Michelle Citron has made numerous media pieces including the CD- ROMs As American As Apple Pie and Cocktails and Appetizers, and the films What You Take for Granted and Daughter Rite, a ground breaking experimental narrative about mothers and daughters, which Vincent Canby in the New York Times hailed as a "stunning achievement."
    Her work has been shown at museums and film festivals around the work including the Museum of Modern Art, the Whitney, The Kennedy Center, the American Film Institute and the New Directors, Berlin, London, and Edinburgh film festivals. Her films are distributed worldwide and are in over 200 permanent collections.
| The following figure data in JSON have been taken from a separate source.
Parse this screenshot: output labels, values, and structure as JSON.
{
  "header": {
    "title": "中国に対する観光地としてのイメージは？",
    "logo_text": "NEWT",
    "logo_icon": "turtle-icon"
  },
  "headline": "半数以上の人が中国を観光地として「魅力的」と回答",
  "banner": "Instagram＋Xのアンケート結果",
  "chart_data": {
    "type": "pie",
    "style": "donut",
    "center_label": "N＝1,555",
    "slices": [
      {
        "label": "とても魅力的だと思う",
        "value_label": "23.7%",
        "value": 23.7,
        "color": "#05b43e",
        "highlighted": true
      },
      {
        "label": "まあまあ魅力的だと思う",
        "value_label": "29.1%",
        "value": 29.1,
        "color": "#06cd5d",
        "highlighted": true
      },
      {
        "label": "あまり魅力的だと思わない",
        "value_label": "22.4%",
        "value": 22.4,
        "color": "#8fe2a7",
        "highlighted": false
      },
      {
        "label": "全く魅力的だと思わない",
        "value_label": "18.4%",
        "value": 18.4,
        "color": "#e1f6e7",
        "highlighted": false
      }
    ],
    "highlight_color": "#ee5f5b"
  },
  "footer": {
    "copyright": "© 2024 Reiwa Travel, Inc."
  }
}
   She has received two National Endowment for the Arts Filmmaking Grants, a National Endowment for the Humanities Media Grant, and Illinois Arts Council Fellowships for both Filmmaking and Screenwriting.
    Her book, Home Movies and Other Necessary Fictions (Univ of Minn Press, 1999) won three awards, including a special commendation from the Krasza-Krausz Book Award, which cited the book for being "an extraordinary blend of autobiographical and film writing which offers a radical new way of thinking and writing about film."
She was named the Van Zelst Research Professor in Communications for 1991-92 at Northwestern University, where she is a Professor in the Department of Radio/TV/Film. She is Director of the Center for Interdisciplinary Research and Associate Dean of The Graduate School at Northwestern. She holds a Ph.D. in psychology from the University of Wisconsin/Madison.